Vino Dessera, Blanc de Noir Kalecik Karası, 2016
With noses full of citrus, we all agreed that this bottle was a “soft” Kalecik Karası. While I was expecting more acidity from the (for all intents and purposes) white version, it still held its own when paired with spicy, greasy or acidic food. Even with its little acidity, this KK paired surprisingly well with our corner store’s içli köfte (a fried dough stuffed with spiced minced meat, also known as kibbeh in some parts). Somehow the greasy deliciousness of the dough didn’t over power the texture or mouthfeel of the wine. In fact, the combination created the acidity that we were missing in the wine.
And the world continues to tell us, “don’t pair whites with meat.” Pf.
And then came the çiğ köfte.** As one of my favourite Turkish dishes, çiğ köfte should be included in every pairing, which is why I force them unto all who sit at my table. And, while I love it, the tomato-y, spiced, acidity of the çiğ köfte did nothing for the wine, nor did the wine do anything for it. The two came together in an extraordinarily mediocre way. They saw one another, they met, shook hands, and walked away from one another. Unfortunately, this was the consensus of the whole table – and not just concerning the çiğ köfte. Every dish following that first bite of içli köfte, blended with the wine in a particularly unmemorable way. A fantastic brie was downgraded and the delicious lemony Caesar meshed with the wine and quickly faded away. It was an odd experience.
And then came the Baba Ghanoush. Finally. Maybe it was the smoky flavour of the eggplant, the smooth texture of the tahini or the 4-cloves-of-garlic-isn’t-too-much acidity, but the wine perked up and the ghanoush exploded.
The takeaway: next time you stumble upon a Blanc du Noir made from Kalecik Karası go for some içli köfte (or some sort of fried breaded spiced meat) or a balance of smokiness, creamy and acidity like a baba ghanoush.

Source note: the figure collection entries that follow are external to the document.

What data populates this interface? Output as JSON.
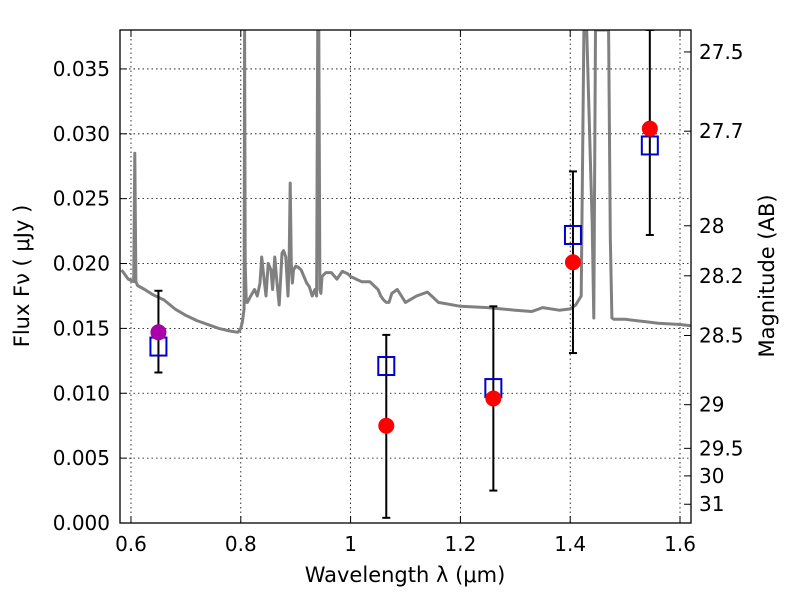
{
  "chart_data": {
    "type": "scatter",
    "title": "",
    "xlabel": "Wavelength  λ (μm)",
    "ylabel": "Flux  Fν  ( μJy )",
    "y2label": "Magnitude (AB)",
    "xlim": [
      0.58,
      1.62
    ],
    "ylim": [
      0.0,
      0.038
    ],
    "grid": true,
    "xticks": [
      0.6,
      0.8,
      1.0,
      1.2,
      1.4,
      1.6
    ],
    "xtick_labels": [
      "0.6",
      "0.8",
      "1",
      "1.2",
      "1.4",
      "1.6"
    ],
    "yticks": [
      0.0,
      0.005,
      0.01,
      0.015,
      0.02,
      0.025,
      0.03,
      0.035
    ],
    "ytick_labels": [
      "0.000",
      "0.005",
      "0.010",
      "0.015",
      "0.020",
      "0.025",
      "0.030",
      "0.035"
    ],
    "y2ticks": [
      {
        "label": "27.5",
        "mag": 27.5
      },
      {
        "label": "27.7",
        "mag": 27.7
      },
      {
        "label": "28",
        "mag": 28.0
      },
      {
        "label": "28.2",
        "mag": 28.2
      },
      {
        "label": "28.5",
        "mag": 28.5
      },
      {
        "label": "29",
        "mag": 29.0
      },
      {
        "label": "29.5",
        "mag": 29.5
      },
      {
        "label": "30",
        "mag": 30.0
      },
      {
        "label": "31",
        "mag": 31.0
      }
    ],
    "observed": {
      "x": [
        0.65,
        1.065,
        1.26,
        1.405,
        1.545
      ],
      "y": [
        0.0147,
        0.0075,
        0.0096,
        0.0201,
        0.0304
      ],
      "err_low": [
        0.0116,
        0.0004,
        0.0025,
        0.0131,
        0.0222
      ],
      "err_high": [
        0.0179,
        0.0145,
        0.0167,
        0.0271,
        0.038
      ],
      "colors": [
        "#aa00aa",
        "#ff0000",
        "#ff0000",
        "#ff0000",
        "#ff0000"
      ]
    },
    "model_points": {
      "x": [
        0.65,
        1.065,
        1.26,
        1.405,
        1.545
      ],
      "y": [
        0.0136,
        0.0121,
        0.0104,
        0.0222,
        0.0291
      ],
      "color": "#0000cc"
    },
    "sed_line": {
      "color": "#808080",
      "x": [
        0.583,
        0.595,
        0.605,
        0.607,
        0.609,
        0.612,
        0.625,
        0.64,
        0.66,
        0.68,
        0.7,
        0.72,
        0.74,
        0.76,
        0.78,
        0.795,
        0.8,
        0.803,
        0.806,
        0.807,
        0.808,
        0.81,
        0.812,
        0.818,
        0.825,
        0.83,
        0.835,
        0.838,
        0.842,
        0.846,
        0.85,
        0.855,
        0.858,
        0.862,
        0.866,
        0.87,
        0.875,
        0.878,
        0.882,
        0.886,
        0.888,
        0.89,
        0.892,
        0.894,
        0.896,
        0.9,
        0.905,
        0.91,
        0.915,
        0.92,
        0.925,
        0.93,
        0.935,
        0.938,
        0.94,
        0.942,
        0.944,
        0.946,
        0.948,
        0.955,
        0.965,
        0.975,
        0.985,
        0.995,
        1.0,
        1.01,
        1.02,
        1.035,
        1.05,
        1.055,
        1.06,
        1.065,
        1.07,
        1.075,
        1.085,
        1.1,
        1.12,
        1.14,
        1.16,
        1.2,
        1.25,
        1.3,
        1.33,
        1.35,
        1.38,
        1.4,
        1.41,
        1.42,
        1.425,
        1.43,
        1.44,
        1.443,
        1.446,
        1.449,
        1.452,
        1.455,
        1.47,
        1.473,
        1.476,
        1.48,
        1.5,
        1.54,
        1.56,
        1.6,
        1.62
      ],
      "y": [
        0.0195,
        0.0188,
        0.0186,
        0.0285,
        0.0186,
        0.0183,
        0.018,
        0.0176,
        0.0172,
        0.0165,
        0.016,
        0.0156,
        0.0153,
        0.015,
        0.0148,
        0.0147,
        0.015,
        0.0155,
        0.0165,
        0.038,
        0.02,
        0.017,
        0.017,
        0.0175,
        0.018,
        0.0175,
        0.0185,
        0.0205,
        0.019,
        0.0175,
        0.02,
        0.0195,
        0.018,
        0.0205,
        0.0185,
        0.0168,
        0.0208,
        0.021,
        0.0205,
        0.0175,
        0.02,
        0.0262,
        0.02,
        0.0185,
        0.0195,
        0.0198,
        0.0197,
        0.0195,
        0.019,
        0.0185,
        0.0182,
        0.0175,
        0.018,
        0.0175,
        0.038,
        0.038,
        0.018,
        0.0177,
        0.019,
        0.0193,
        0.0193,
        0.0188,
        0.0194,
        0.0192,
        0.019,
        0.0188,
        0.0186,
        0.0186,
        0.018,
        0.0175,
        0.0172,
        0.017,
        0.017,
        0.0177,
        0.018,
        0.017,
        0.0175,
        0.0178,
        0.017,
        0.0167,
        0.0166,
        0.0164,
        0.0163,
        0.0166,
        0.0164,
        0.0165,
        0.0168,
        0.0175,
        0.038,
        0.038,
        0.023,
        0.0158,
        0.038,
        0.038,
        0.038,
        0.038,
        0.038,
        0.022,
        0.0158,
        0.0157,
        0.0157,
        0.0155,
        0.0154,
        0.0153,
        0.0152
      ]
    }
  }
}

Kayra, Terra Rose, Kalecik Karası, 2016
The colour of the KK rose may have momentarily intimidated us, but we pushed through. Here, the typical cotton candy flavour of the a Kalecik Karası popped out. Luckily, the palette was not as sweet as the nose…and yet, there was still a want for acidity. Then again, I go through heads of garlic like apples. As the doctor says..

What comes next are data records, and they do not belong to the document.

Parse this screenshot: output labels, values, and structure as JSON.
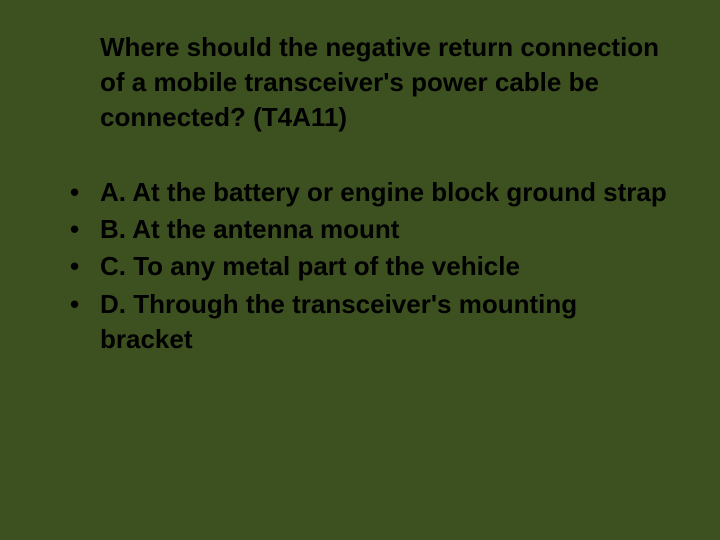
{
  "slide": {
    "background_color": "#3d5020",
    "text_color": "#000000",
    "font_family": "Verdana, Geneva, sans-serif",
    "font_weight": "bold",
    "title_fontsize": 26,
    "option_fontsize": 26,
    "title": "Where should the negative return connection of a mobile transceiver's power cable be connected? (T4A11)",
    "options": [
      "A. At the battery or engine block ground strap",
      "B. At the antenna mount",
      "C. To any metal part of the vehicle",
      "D. Through the transceiver's mounting bracket"
    ]
  }
}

While the rose didn’t work with my one-bite köftes, it did pair very nicely with the tarhana yogurt sauce underneath it.
Vinolus, Kalecik Karası, 2015
Vinolus was an amazing relief. This bottle gave us everything that we were waiting for from a Kalecik Karası and then some. The deep candy flavour was thoughtfully balanced with earthy tones (insert “natural wine” joke here). However, it was not as full-bodied as we were expecting.
It paired well with the citrus of my Caesar salad dressing and with some Bosnian cured meats. Remember that these meats are not like the European pork sausage: gentle, smooth and fatty. These guys are heavily spiced, of which smells linger for a day or two. They paired well with the sweet, fruity notes of the Kalecik Karası. I could imagine that the beautiful subtleties of a cured pork sausage would be overwhelmed by the Kalecik Karası.
My hummus and baba ghanoush also danced well with this wine. The heavy garlic, cumin, and all-around acidity put up a great fight. With such acidity and spice I could imagine that a glass of wine would pair well with anything covered in a chipotle adobo sauce (taco pairing, anyone?).
For some strange reason, I always remember Kalecik Karası being more acidic than it actually is. So, don’t forget that this grape doesn’t hold up well against wonderfully fatty foods – that don’t have a strong spice component.
The takeaway: high acidity of lemon and garlic work wonders along with heavy spices and sauces like cumin and adobo.
**And while the name implies “raw meat balls,” it is currently illegal to serve customers raw meat in a fast food-type establishment. Unless you are out at one of the better meat restaurants, the çiğ köfte you’ve been eating is primarily bulgur-based and delicious.